Sunday, June 26, 2016

BREXIT surprise, behavioral bias, and uncertainty


Investors make mistakes. They will have biases. These biases may have contributed to the market sell-off on Friday. I am looking at the reasons for why the financial community was so wrong about BREXIT. The tight poll number suggest that hedging or reducing risk exposure would have been a prudent strategy, yet the negative market reaction was swift and large and in the opposite direction of the markets from the previous few days.The markets were caught by surprise.

I believe in part  there were some behavioral bias at work. For Londoners in the finance community, there was a bias from agreeing with all those around you who have the same opinion. The areas outside London are like different regions. The finance community has an information asymmetry because they are not in touch with those outside of the city. If they in fact acknowledge that there is a different opinion, there is the view that it is obviously wrong. 
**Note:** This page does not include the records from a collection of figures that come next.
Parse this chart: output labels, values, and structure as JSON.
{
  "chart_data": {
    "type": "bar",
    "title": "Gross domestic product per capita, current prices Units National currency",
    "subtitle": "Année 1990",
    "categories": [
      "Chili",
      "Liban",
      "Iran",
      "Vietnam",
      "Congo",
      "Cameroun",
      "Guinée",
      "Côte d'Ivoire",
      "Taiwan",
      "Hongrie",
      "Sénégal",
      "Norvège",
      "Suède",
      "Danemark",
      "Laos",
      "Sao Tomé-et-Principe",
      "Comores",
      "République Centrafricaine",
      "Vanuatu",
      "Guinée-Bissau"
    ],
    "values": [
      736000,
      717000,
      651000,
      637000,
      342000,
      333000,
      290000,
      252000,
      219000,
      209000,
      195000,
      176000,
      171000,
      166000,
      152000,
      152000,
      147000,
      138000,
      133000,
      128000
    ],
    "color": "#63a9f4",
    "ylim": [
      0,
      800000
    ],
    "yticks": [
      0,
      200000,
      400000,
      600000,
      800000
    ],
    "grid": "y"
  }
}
If everyone around you agrees with your thinking, you may fall for the idea that your circle of friends represents the greater view, a false consensus. This is consistent with an in-group bias where we want to believe the views of those in our tribe or circle. Granted the polls showed a close vote, but the bias for many was thinking that this could never occur given their group or home base is thinking this would be such a bad idea. 

Researchers have found a "home bias" with portfolio allocations. One of the explanations for the home bias is that there is information immobility or asymmetry. Even if capital is mobile, if there are large information differences or views across names, there will be less diversification. Investors will not change when there circle of information or opinions is consistent with their current allocations. They will anchor with the things they know. When the surprise comes, it will be big. 

Of course, this was an event that was uncertain and could not have been properly handicapped in spite of the all of the polls. There may not be a behavior bias with being wrong on a highly uncertain event. The complexity of the issue made any judgment on how citizens would vote ambiguous. Unfortunately, if investors were truly facing an uncertain event, holding cash or hedging would have been the trade before the event. So why was the market positioned differently?

Many managers are going to require some deep introspection on how they positioned themselves for this trade.